The Stratfor analytic agency has published satellite imagery, showing a strong defensive line, built by Islamic State (IS) terrorists along the southern edge of the Mosul’s center.
The Iraqi Army and its allies, approaching Mosul from the east, have already entered the city’s outskirts. However, the Islamic State (IS) terrorist group, stationed in the heart of the Iraqi city, has started to prepare for the forthcoming battle. The Stratfor analytic agency published satellite imagery, obtained by AllSource Analysis, which show that terrorists have built a strong defensive line along the southern edge of the Mosul’s center.
The photos, represented by the above, were taken on October 31. As Stratfor’s experts noted, terrorists have cleared “a wide swath of terrain to the north of Mosul airport, along the western bank of the Tigris River.” Practically all the buildings of the airport complex, as well as of the former military base to the west from it have been destroyed by terrorists in order to transform the edge of the city’s fortified city center “into a wall, from which they can target approaching adversaries.” The large open areas, which have been cleared by the IS to the south of its positions “will enable it to watch and engage advancing forces from a greater distance.”
At the same time, a long line of barricades has also been built by terrorists on roads leading into the city. According to Stratfor, the IS has used portions of concrete walls in the streets in order to prevent vehicles from using them. Terrorists have also “fashioned ready-made barriers that are currently lining both sides of the roads that are still open, and they could easily tip them into the streets once the battle draws near.”

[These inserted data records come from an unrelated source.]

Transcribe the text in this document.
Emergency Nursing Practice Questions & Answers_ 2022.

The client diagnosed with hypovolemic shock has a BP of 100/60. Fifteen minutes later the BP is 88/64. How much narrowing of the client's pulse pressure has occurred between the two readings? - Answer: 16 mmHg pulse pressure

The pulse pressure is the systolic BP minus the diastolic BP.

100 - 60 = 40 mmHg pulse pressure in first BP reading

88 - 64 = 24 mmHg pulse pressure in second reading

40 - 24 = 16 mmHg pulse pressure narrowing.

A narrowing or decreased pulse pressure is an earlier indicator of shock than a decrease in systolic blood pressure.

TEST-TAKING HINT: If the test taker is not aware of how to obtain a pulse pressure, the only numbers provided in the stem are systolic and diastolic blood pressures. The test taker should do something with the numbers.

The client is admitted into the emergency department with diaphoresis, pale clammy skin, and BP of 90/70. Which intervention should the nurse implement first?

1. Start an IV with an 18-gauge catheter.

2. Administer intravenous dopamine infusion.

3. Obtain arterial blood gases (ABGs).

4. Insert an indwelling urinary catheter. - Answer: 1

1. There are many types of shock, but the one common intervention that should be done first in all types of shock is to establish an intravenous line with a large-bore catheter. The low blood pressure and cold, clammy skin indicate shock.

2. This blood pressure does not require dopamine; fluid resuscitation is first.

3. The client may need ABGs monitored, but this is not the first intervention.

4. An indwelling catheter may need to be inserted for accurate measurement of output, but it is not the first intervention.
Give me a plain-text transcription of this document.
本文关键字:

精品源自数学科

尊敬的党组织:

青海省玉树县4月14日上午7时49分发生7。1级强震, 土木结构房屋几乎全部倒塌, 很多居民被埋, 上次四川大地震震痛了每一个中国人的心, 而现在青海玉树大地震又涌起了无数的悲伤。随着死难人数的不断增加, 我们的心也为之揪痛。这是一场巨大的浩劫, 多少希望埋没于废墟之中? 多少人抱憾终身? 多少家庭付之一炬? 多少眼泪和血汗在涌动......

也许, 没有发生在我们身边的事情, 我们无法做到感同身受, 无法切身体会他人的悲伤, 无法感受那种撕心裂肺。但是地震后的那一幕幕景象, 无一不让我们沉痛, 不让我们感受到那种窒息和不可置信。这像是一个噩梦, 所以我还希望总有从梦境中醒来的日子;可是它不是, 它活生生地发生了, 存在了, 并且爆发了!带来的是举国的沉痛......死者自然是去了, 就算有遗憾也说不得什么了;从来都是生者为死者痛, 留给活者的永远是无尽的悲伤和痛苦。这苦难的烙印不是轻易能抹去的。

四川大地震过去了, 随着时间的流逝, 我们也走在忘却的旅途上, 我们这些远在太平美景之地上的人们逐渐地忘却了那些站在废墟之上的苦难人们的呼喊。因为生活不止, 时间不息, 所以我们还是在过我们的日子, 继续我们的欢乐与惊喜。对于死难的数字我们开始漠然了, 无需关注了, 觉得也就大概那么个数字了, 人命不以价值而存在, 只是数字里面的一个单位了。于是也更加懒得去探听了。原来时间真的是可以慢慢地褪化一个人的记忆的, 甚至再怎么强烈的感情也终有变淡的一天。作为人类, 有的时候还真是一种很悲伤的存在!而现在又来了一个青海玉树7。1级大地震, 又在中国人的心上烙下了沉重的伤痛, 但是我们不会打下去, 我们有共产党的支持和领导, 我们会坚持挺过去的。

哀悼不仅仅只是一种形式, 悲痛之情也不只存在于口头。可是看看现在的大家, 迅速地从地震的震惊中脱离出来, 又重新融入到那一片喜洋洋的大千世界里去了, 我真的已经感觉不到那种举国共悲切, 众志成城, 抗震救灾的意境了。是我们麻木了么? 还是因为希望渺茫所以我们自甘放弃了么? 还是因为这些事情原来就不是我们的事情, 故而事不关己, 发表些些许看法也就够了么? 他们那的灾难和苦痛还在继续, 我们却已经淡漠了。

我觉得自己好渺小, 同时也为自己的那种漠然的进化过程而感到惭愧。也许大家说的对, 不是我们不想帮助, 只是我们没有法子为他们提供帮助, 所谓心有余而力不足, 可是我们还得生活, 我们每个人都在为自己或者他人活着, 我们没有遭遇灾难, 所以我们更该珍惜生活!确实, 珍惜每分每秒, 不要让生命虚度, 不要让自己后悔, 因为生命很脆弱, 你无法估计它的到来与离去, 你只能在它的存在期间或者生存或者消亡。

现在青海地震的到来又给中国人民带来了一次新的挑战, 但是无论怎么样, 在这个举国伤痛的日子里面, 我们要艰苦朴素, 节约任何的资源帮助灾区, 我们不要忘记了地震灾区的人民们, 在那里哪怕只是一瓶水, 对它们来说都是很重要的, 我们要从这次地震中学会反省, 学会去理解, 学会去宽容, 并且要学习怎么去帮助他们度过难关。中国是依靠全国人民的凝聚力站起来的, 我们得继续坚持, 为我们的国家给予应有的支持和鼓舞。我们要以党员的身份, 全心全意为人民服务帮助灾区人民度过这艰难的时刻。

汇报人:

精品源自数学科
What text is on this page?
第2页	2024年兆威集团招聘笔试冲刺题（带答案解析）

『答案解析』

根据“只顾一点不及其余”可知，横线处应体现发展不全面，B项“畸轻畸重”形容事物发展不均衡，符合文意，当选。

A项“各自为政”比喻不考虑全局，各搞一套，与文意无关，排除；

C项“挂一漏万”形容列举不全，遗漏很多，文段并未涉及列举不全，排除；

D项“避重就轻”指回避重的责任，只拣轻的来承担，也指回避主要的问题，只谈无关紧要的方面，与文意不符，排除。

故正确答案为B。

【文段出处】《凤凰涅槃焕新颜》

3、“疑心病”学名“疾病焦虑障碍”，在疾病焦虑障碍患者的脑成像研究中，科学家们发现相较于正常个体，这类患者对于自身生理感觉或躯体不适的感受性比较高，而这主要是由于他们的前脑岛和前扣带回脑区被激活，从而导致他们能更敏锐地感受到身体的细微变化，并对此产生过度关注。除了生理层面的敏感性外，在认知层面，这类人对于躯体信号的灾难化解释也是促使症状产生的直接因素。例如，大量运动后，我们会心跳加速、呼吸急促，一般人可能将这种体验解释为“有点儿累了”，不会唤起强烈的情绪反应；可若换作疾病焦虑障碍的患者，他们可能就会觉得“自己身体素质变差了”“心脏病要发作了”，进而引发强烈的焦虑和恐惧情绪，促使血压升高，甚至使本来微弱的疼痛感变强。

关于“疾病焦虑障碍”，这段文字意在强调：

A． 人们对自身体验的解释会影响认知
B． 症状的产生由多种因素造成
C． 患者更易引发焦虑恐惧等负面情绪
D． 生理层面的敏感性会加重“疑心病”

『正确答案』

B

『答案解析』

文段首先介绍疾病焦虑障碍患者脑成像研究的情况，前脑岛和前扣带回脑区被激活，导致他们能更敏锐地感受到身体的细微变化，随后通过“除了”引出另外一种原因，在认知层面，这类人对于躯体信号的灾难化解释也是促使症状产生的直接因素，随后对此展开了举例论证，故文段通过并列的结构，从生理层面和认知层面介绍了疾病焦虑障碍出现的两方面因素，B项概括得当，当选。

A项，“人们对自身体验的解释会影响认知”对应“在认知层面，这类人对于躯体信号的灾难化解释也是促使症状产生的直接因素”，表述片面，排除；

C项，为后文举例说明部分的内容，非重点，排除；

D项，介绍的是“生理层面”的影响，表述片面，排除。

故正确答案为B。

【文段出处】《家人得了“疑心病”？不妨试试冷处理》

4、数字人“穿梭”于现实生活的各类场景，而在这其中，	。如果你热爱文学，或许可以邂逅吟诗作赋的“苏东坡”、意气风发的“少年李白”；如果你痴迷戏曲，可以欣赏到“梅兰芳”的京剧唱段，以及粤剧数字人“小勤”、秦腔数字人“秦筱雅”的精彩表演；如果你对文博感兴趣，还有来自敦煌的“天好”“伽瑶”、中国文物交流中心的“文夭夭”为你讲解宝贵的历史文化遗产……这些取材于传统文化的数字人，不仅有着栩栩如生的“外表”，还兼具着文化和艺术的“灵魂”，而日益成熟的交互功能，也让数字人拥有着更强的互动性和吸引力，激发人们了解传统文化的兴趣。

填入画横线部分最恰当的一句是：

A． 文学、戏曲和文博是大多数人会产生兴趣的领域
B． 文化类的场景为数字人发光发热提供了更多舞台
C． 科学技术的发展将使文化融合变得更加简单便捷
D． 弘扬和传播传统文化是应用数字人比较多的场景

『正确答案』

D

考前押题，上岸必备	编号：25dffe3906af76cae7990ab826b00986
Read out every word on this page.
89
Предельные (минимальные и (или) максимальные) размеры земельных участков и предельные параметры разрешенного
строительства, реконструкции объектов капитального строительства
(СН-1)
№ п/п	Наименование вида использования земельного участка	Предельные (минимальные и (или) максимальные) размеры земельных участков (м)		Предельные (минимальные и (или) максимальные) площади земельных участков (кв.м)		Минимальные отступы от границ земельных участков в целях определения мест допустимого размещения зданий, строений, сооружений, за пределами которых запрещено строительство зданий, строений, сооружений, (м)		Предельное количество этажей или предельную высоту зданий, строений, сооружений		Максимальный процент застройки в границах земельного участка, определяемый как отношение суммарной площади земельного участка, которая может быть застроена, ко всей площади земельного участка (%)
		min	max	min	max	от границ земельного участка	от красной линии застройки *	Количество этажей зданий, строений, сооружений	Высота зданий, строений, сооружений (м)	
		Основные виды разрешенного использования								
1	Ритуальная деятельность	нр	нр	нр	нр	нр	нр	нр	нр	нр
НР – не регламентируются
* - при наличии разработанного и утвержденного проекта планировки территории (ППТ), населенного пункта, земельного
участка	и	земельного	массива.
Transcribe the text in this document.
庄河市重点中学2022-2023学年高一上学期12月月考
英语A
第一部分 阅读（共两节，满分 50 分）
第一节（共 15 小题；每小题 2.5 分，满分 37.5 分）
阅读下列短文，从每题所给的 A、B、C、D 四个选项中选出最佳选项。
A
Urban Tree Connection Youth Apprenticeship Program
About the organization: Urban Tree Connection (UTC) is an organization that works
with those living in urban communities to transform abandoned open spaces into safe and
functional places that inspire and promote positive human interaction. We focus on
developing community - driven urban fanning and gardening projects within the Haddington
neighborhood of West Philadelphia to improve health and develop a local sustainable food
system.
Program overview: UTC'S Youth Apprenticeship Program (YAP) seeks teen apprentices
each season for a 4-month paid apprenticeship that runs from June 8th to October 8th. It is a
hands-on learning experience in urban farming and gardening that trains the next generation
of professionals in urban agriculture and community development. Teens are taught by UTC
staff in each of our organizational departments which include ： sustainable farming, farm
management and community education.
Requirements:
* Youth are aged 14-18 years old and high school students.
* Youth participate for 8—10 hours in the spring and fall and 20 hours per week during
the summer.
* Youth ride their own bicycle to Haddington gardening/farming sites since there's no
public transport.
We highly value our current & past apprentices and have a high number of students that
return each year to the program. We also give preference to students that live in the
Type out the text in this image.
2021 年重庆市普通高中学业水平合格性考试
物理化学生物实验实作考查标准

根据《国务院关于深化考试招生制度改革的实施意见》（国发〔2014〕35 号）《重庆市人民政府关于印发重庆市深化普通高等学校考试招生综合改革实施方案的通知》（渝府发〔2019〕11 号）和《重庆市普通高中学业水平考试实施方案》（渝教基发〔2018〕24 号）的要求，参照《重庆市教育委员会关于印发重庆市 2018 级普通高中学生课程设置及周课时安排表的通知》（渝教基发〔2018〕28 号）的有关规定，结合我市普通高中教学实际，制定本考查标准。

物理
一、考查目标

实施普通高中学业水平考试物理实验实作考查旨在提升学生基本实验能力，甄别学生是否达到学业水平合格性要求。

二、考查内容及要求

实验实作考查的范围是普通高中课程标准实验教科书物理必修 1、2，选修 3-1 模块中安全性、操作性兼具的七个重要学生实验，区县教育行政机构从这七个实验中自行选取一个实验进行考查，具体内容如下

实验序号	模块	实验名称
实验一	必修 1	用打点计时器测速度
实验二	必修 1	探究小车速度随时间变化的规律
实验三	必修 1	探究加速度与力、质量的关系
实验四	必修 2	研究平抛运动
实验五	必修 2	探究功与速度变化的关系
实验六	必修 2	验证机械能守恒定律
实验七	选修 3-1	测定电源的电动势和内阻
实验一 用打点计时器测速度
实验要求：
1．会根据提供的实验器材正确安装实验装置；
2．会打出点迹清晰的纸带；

Experts noted that defensive measures of the IS terrorists would pose a substantial tactical challenge to the air power and artillery fire of the Iraqi forces and its allies during the offensive on the city. “Iraqi troops will either have to adjust their course to avoid running into the Islamic State’s positions head-on, or accept the risks of crossing open terrain to reach the dug-in jihadist fighters,” Stratfor’s analysts concluded.